Observers of the gun-control debate see two basic frames of reference in American society, reflected in two viewpoints on gun control: Eastern and Western, or metropolitan and rural.
B. Bruce-Briggs described them this way in his essay "The Great American Gun War," which appeared in the fall 1976 issue of The Public Interest:
"The intensity of passion on this issue suggests to me that we are experiencing a sort of low-grade war going on between two alternative views of what America is and ought to be. On the one side are those who take bourgeois Europe as a model of a civilized society: a society just, equitable, and democratic; but well ordered, with the lines of responsibility and authority clearly drawn, and with decisions made rationally and correctly by intelligent men for the entire nation. To such people, hunting is atavistic, personal violence is shameful, and uncontrolled gun ownership is a blot upon civilization.
"On the other side is a group of people who do not tend to be especially articulate or literate and whose world view is rarely expressed in print. Their model is that of the independent frontiersman who takes care of himself and his family withno interference from the state. They are 'conservative' in the sense that they cling to America's unique pre-modern tradition -- a non-feudal society with a sort of medieval liberty writ large for every man. to these people, 'sociological' is an epithet. Life is tough and competitive. Manhood means responsibility and caring for your own."

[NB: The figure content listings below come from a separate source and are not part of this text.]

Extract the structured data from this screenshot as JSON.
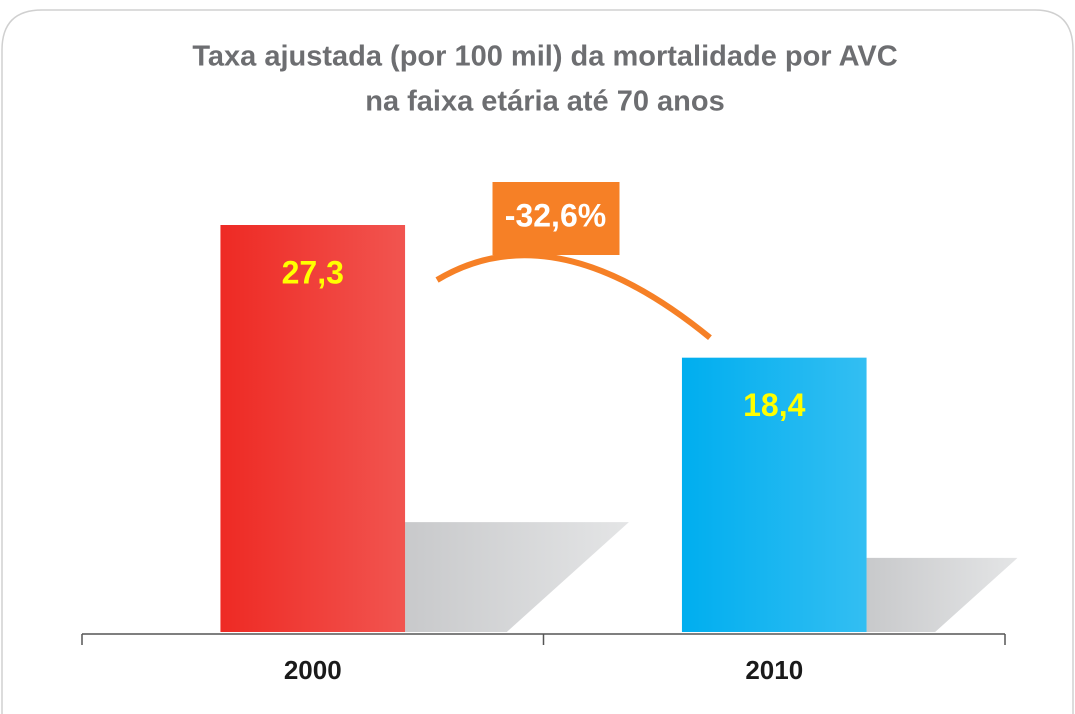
{
  "chart_data": {
    "type": "bar",
    "title": [
      "Taxa ajustada (por 100 mil) da mortalidade por AVC",
      "na faixa etária até 70 anos"
    ],
    "categories": [
      "2000",
      "2010"
    ],
    "values": [
      27.3,
      18.4
    ],
    "value_labels": [
      "27,3",
      "18,4"
    ],
    "colors": [
      "#ee2a24",
      "#00aeef"
    ],
    "annotation": "-32,6%",
    "annotation_color": "#f68026"
  }
}
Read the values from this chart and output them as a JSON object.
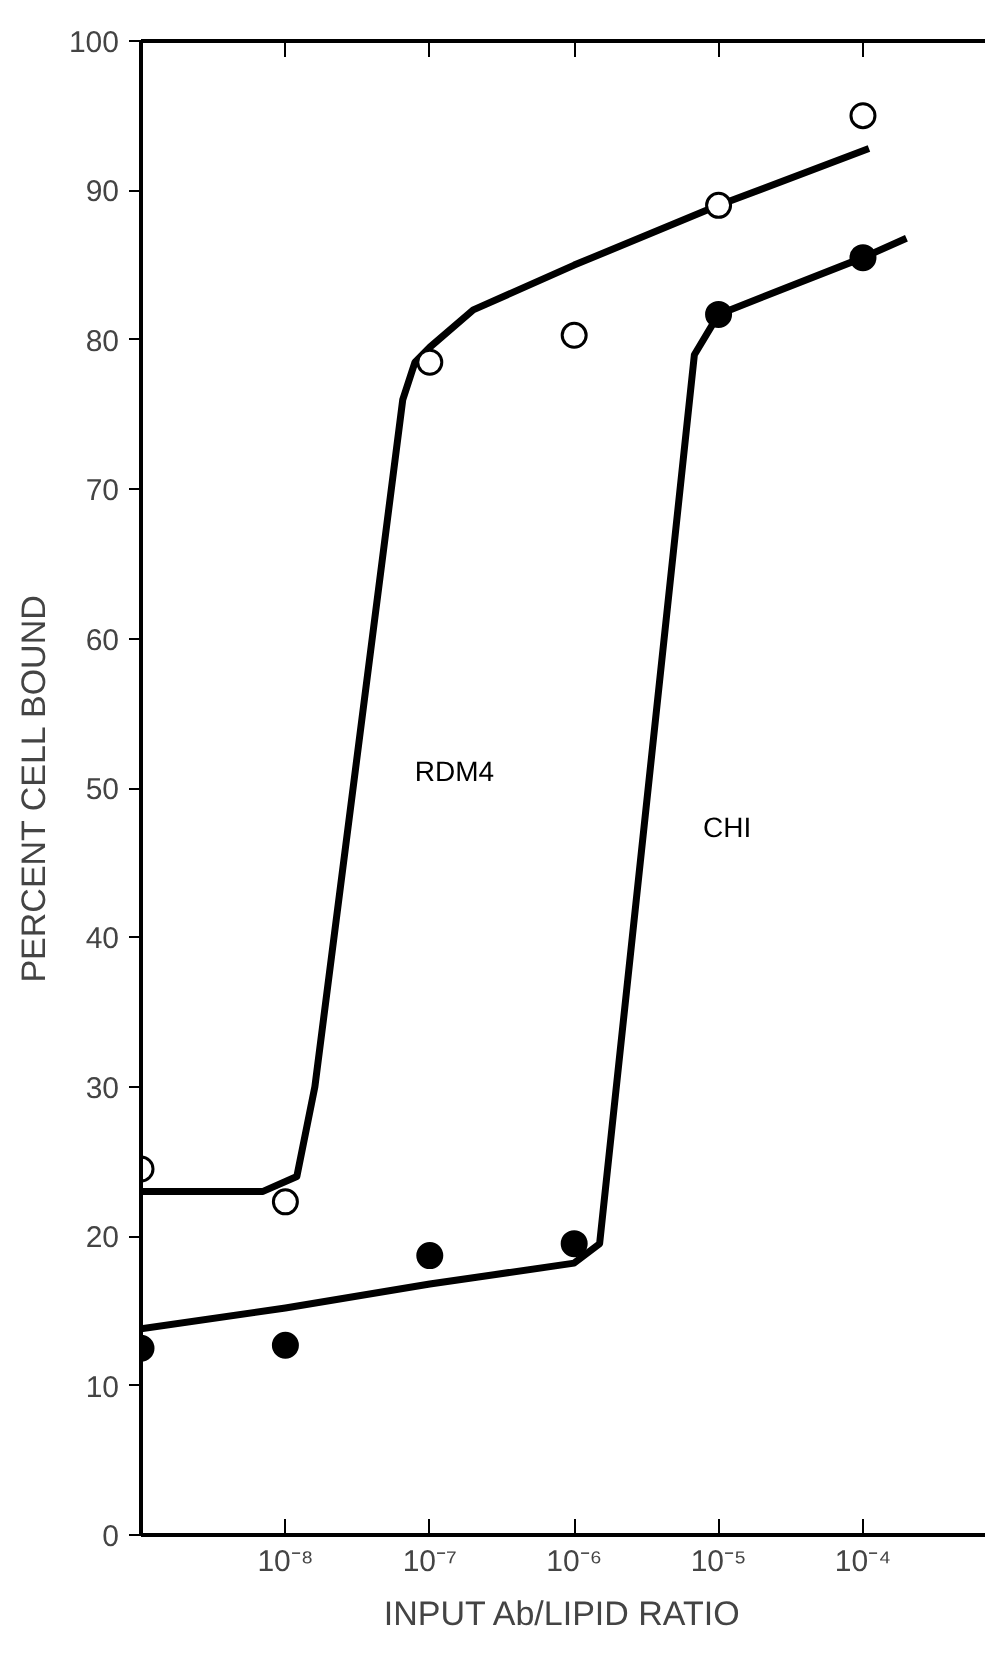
{
  "chart_data": {
    "type": "scatter",
    "xlabel": "INPUT Ab/LIPID RATIO",
    "ylabel": "PERCENT CELL BOUND",
    "log": "x",
    "grid": false,
    "xlim": [
      1e-09,
      0.0007
    ],
    "ylim": [
      0,
      100
    ],
    "xticks": [
      {
        "value": 1e-08,
        "label": "10⁻⁸"
      },
      {
        "value": 1e-07,
        "label": "10⁻⁷"
      },
      {
        "value": 1e-06,
        "label": "10⁻⁶"
      },
      {
        "value": 1e-05,
        "label": "10⁻⁵"
      },
      {
        "value": 0.0001,
        "label": "10⁻⁴"
      }
    ],
    "yticks": [
      0,
      10,
      20,
      30,
      40,
      50,
      60,
      70,
      80,
      90,
      100
    ],
    "series": [
      {
        "marker": "circle",
        "color": "#ffffff",
        "x": [
          1e-09,
          1e-08,
          1e-07,
          1e-06,
          1e-05,
          0.0001
        ],
        "values": [
          24.5,
          22.3,
          78.5,
          80.3,
          89,
          95
        ]
      },
      {
        "marker": "circle",
        "color": "#000000",
        "x": [
          1e-09,
          1e-08,
          1e-07,
          1e-06,
          1e-05,
          0.0001
        ],
        "values": [
          12.5,
          12.7,
          18.7,
          19.5,
          81.7,
          85.5
        ]
      },
      {
        "type": "line",
        "marker": "none",
        "name": "RDM4",
        "color": "#000000",
        "x": [
          1e-09,
          7e-09,
          1.2e-08,
          1.6e-08,
          6.5e-08,
          7.9e-08,
          1e-07,
          2e-07,
          1e-06,
          1e-05,
          0.00011
        ],
        "values": [
          23,
          23,
          24,
          30,
          76,
          78.5,
          79.5,
          82,
          85,
          89,
          92.8
        ]
      },
      {
        "type": "line",
        "marker": "none",
        "name": "CHI",
        "color": "#000000",
        "x": [
          1e-09,
          1e-08,
          1e-07,
          1e-06,
          1.5e-06,
          6.8e-06,
          1e-05,
          0.0001,
          0.0002
        ],
        "values": [
          13.8,
          15.2,
          16.8,
          18.2,
          19.5,
          79,
          81.7,
          85.5,
          86.8
        ]
      }
    ]
  }
}
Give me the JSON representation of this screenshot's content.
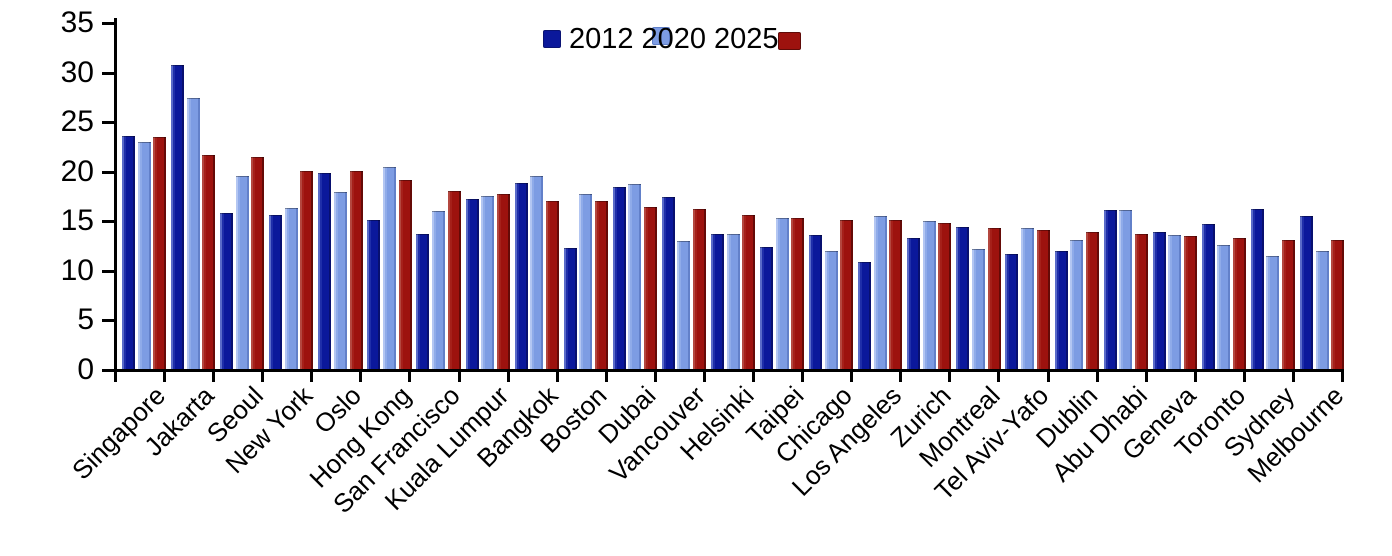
{
  "chart_data": {
    "type": "bar",
    "title": "",
    "legend_position": "top-center",
    "grid": false,
    "ylim": [
      0,
      35
    ],
    "yticks": [
      0,
      5,
      10,
      15,
      20,
      25,
      30,
      35
    ],
    "categories": [
      "Singapore",
      "Jakarta",
      "Seoul",
      "New York",
      "Oslo",
      "Hong Kong",
      "San Francisco",
      "Kuala Lumpur",
      "Bangkok",
      "Boston",
      "Dubai",
      "Vancouver",
      "Helsinki",
      "Taipei",
      "Chicago",
      "Los Angeles",
      "Zurich",
      "Montreal",
      "Tel Aviv-Yafo",
      "Dublin",
      "Abu Dhabi",
      "Geneva",
      "Toronto",
      "Sydney",
      "Melbourne"
    ],
    "series": [
      {
        "name": "2012",
        "color": "#0b189b",
        "values": [
          23.5,
          30.7,
          15.7,
          15.5,
          19.8,
          15.0,
          13.6,
          17.2,
          18.8,
          12.2,
          18.4,
          17.4,
          13.6,
          12.3,
          13.5,
          10.8,
          13.2,
          14.3,
          11.6,
          11.9,
          16.0,
          13.8,
          14.6,
          16.1,
          15.4
        ]
      },
      {
        "name": "2020",
        "color": "#7d9ce3",
        "values": [
          22.9,
          27.3,
          19.5,
          16.2,
          17.9,
          20.4,
          15.9,
          17.5,
          19.5,
          17.7,
          18.7,
          12.9,
          13.6,
          15.2,
          11.9,
          15.4,
          14.9,
          12.1,
          14.2,
          13.0,
          16.0,
          13.5,
          12.5,
          11.4,
          11.9
        ]
      },
      {
        "name": "2025",
        "color": "#9d120e",
        "values": [
          23.4,
          21.6,
          21.4,
          20.0,
          20.0,
          19.1,
          18.0,
          17.7,
          17.0,
          17.0,
          16.3,
          16.1,
          15.5,
          15.2,
          15.0,
          15.0,
          14.7,
          14.2,
          14.0,
          13.8,
          13.6,
          13.4,
          13.2,
          13.0,
          13.0
        ]
      }
    ]
  }
}
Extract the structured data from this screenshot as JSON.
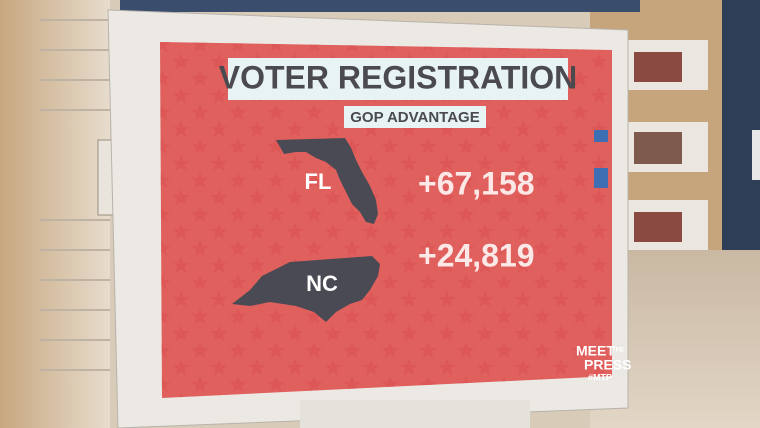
{
  "screen": {
    "title": "VOTER REGISTRATION",
    "subtitle": "GOP ADVANTAGE",
    "rows": [
      {
        "state": "FL",
        "value": "+67,158"
      },
      {
        "state": "NC",
        "value": "+24,819"
      }
    ]
  },
  "logo": {
    "line1": "MEET",
    "line2": "THE",
    "line3": "PRESS",
    "hashtag": "#MTP"
  }
}
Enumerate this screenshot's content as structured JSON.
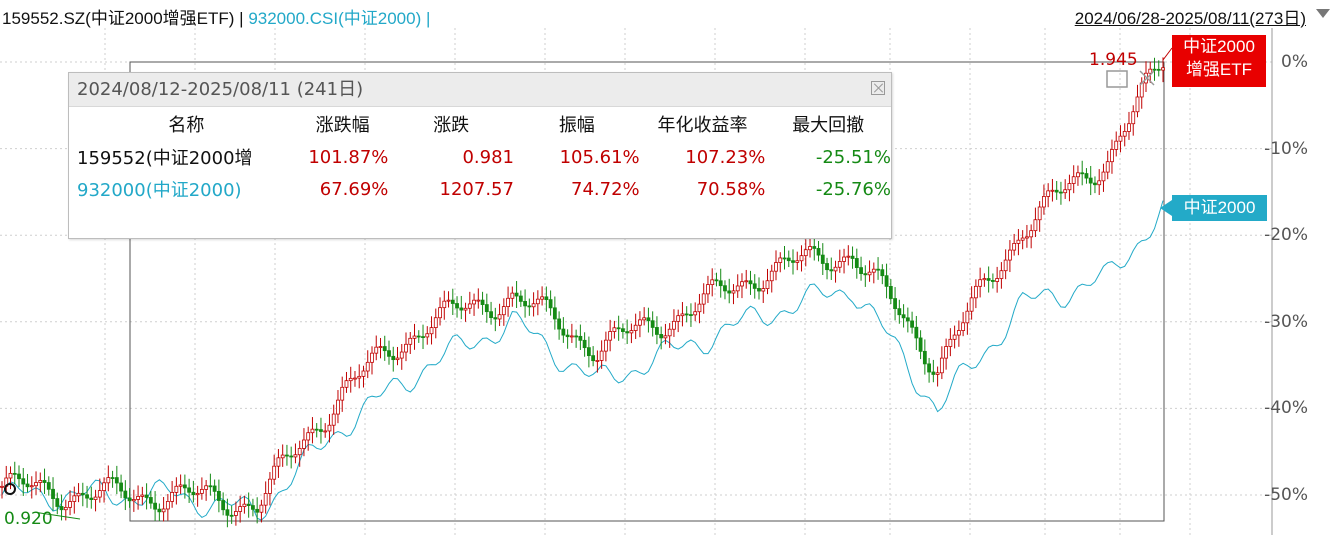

And studying the gun-control issue, one finds it hard to escape the conclusion that despite all the editorials, hard-to- digest statistics, and horror stories recounted by both sides, people will make up their minds on gun control according to their frames of reference.
The Eastern point of view is a rebuke to the Westerner, who rejects the moral presumption that guns and, by extension, gun owners are bad, says Kates. He makes an analogy: "Prohibition didn't work because people resented the moral presumption behind the law."
And the Westerner - or the ghetto dweller -- who says, "I'll keep my guns to protect my family, because the police can't do the job," is a rebuke to the Eastern social liberal who believes in The System, who believes crime and other social evils can be controlled if not eliminated by police, courts, and "enlightened" prisons. The gunslinger tells the liberal that society isn't working.